Уплетая гренки с яйцом, А. прислушивается; снаружи понемногу раскручивается день, и, даже уткнувшись в сковородку, можно до последней подробности описать движение людей снаружи, внизу, среди россыпи многоэтажек: им предстоит долгий-долгий, до забвения, путь, каждому в свою школу. Там дети постарше приземлятся сами, там взрослые покинут малышей, и кто-то впервые узнает, подслащённую речами среди плебейских цветов, горечь заключения. Листья чёрствы, но ещё зелены. Они останутся снаружи. Заключённых разводят по коробочкам классных комнат. – Ничьи половицы, плитка и двери; безотносительно к людям покрашенные стены. Запах хлорки из туалетов, резкий, как нюхательная соль. Решётки. Оконные переплёты.
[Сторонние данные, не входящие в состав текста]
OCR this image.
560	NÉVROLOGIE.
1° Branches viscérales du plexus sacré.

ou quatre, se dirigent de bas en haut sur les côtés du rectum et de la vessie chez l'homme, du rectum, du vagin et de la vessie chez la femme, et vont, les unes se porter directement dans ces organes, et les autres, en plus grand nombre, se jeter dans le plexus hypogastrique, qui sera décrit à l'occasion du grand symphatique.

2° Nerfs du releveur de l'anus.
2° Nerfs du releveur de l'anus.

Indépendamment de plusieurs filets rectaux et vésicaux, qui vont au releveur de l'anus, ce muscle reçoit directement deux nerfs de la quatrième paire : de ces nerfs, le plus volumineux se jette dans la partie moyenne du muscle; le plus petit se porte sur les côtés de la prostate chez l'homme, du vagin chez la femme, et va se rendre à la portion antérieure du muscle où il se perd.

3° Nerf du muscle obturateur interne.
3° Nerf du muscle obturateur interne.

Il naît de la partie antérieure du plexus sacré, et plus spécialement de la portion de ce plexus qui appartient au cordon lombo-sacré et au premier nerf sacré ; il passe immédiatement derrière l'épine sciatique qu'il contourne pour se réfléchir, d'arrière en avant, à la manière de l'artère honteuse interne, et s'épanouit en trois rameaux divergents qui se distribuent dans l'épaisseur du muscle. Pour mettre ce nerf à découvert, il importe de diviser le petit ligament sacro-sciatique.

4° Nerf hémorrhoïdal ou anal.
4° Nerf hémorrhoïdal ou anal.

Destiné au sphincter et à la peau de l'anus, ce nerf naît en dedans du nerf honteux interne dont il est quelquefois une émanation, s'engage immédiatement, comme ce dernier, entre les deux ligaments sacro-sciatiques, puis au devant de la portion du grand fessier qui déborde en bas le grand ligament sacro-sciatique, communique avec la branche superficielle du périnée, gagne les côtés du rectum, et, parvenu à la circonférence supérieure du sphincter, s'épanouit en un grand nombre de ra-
С каждым годом их делают безутешнее ремонты и модернизации; скоро не за что будет уцепиться, позволяя мысли украдкой покинуть занятое тобою место и поискать вокруг вещь, способную принять немую жалобу. (Безымянную, безутешную судьбу.) Смерть съедает неровности, подробности, уточнения, в которых копилось время, чтобы отстояться до истины и отдать её тем, кто в поисках достойного – точного – места немых причитаний и мысленных слёз, холодных, как октябрьский дождик на большой перемене, набредает однажды на святую вещь вроде перекошенной рамы, с которой облезает бордовая краска, или разбитых ступенек у давно замурованных дверей.
Тот, кто видит клён во дворе и может непотревоженно наблюдать, как струятся ветви, как от дождя и раннего снега чернеет кора, как заспанная ворона с утра дерёт глотку на вершине, бывает жив. Да.

Иногда бывает жив.

Но приходит очередной директор, дереву красят ствол, обрезают верхние ветки, чтобы не порвались провода, и нижние сучья, чтобы школьники туда не лазили, ворон отстреливают, а когда дерево начинает сохнуть от пыток, его с облегчением спиливают – нужен был предлог.
Давайте насадим по периметру презентабельные кустики.

* * *

А. вышла за два часа до срока, бредёт и едет через полгорода на урок, следя, как успокаиваются по ходу дня люди, машины и птицы, как лёгкая дымка наверху расходится на тучки, как ветер сдувает их и застиранное небо в зените примирительно улыбается. Так мудрый и кроткий, изящный человек утешает без слов: ничего, сам видишь – и после происшедшего есть жизнь, от нас зависит, какой она будет; не стоит хоронить радость, она жива: то вне тебя, то с тобою.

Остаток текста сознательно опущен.